Emin Gadzhiyev received his BSO uniform in May. Next month he'll become a fullfledged deputy.
Emin Gadzhiyev received his BSO uniform in May. Next month he'll become a fullfledged deputy.
Melissa Jones
Emin Gadzhiyev received his BSO uniform in May. Next month he'll become a fullfledged deputy.

In the mid-'80s, while Gadzhiyev was being increasingly discouraged from investigating such cases, threats to his family and the death of his partner in a suspicious car accident convinced him it was time to get out. He abruptly resigned from the KGB and for the next few years took up security work, first with a space-research facility in Baku and then with the Soviet Ministry of Culture. Then in 1987, with his first marriage in shambles and his country on the verge of all-out war, Gadzhiyev decided toflee.

Sifting through a stash of black-and-white photos that are his only remnants of a previous life, he is lost in the memories he still hopes will someday put his name on a bestseller list or a movie theater marquee.

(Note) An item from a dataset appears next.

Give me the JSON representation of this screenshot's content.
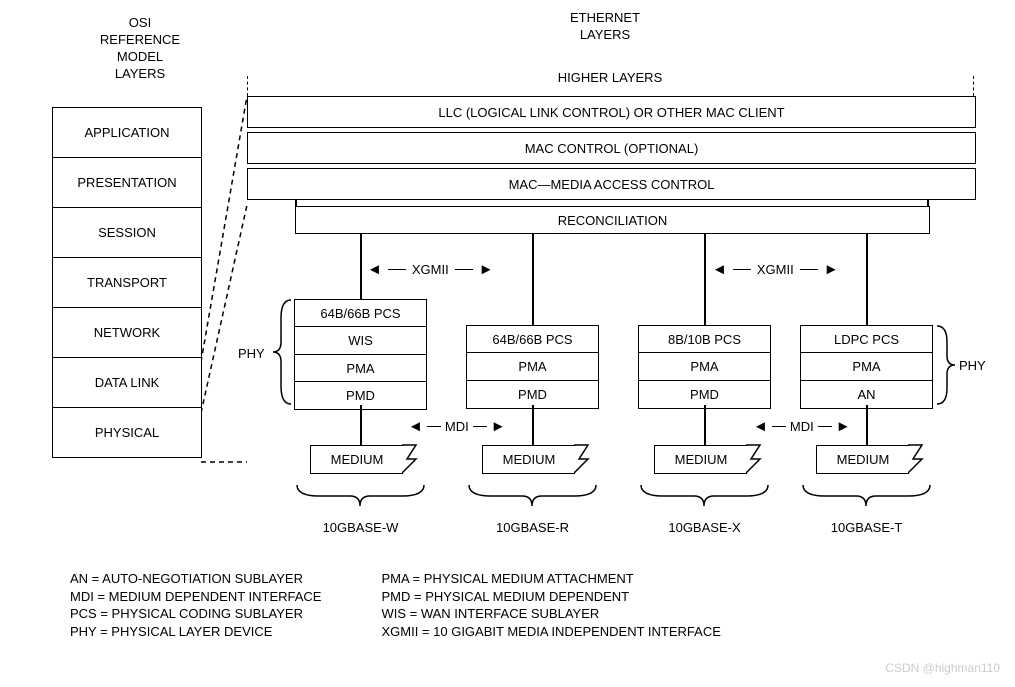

There he is, a 12-year-old smiling for the camera, on his parents' boat on the Caspian Sea, framed by mountains. There he is again, a dashing young man in his twenties, playing jazz on an old electric guitar. That guitar, the one he used to play on the beach for his pals, is gone now, but he has a new one he sometimes pulls out of the closet when he's feeling nostalgic. There he is in Afghanistan, a young war hero squinting in the sun, cradling an AK47 assault rifle. He saw death there -- a friend blown away by a land mine, capture averted by using stones to kill armed mujahideen guards. And there he is in his KGB uniform, hair thinning, his Red Star proudly displayed beneath his lapel. Gadzhiyev says he earned the prestigious medal after he did his part for the Soviet space program by organizing the theft of space shuttle technology from a French scientist during an international conference in Baku.

"I won't ever be moving back to Azerbaijan," he says, putting the photos into a leather attaché case. "My life is here now." He glances at his watch. It's nearly time to head into the Broward Sheriff's Office station for roll call, but Gadzhiyev is feeling a bit under the weather. "I don't know if I should call in sick," he says, smiling, as if thrilled that he has the option. "In the KGB you didn't call in sick. They had their own doctors who checked you out and let you know if you were sick or not." He pauses for a moment, pondering the choices. "Aw, what the hell, I think I'll stay home," he says, opting to flush the sniffling and sneezing out of his system so he'll be in top shape to finish off his field training. "If I do my job well, my next promotion will be to detective," he says confidently. "That will be the pinnacle of my Americandream."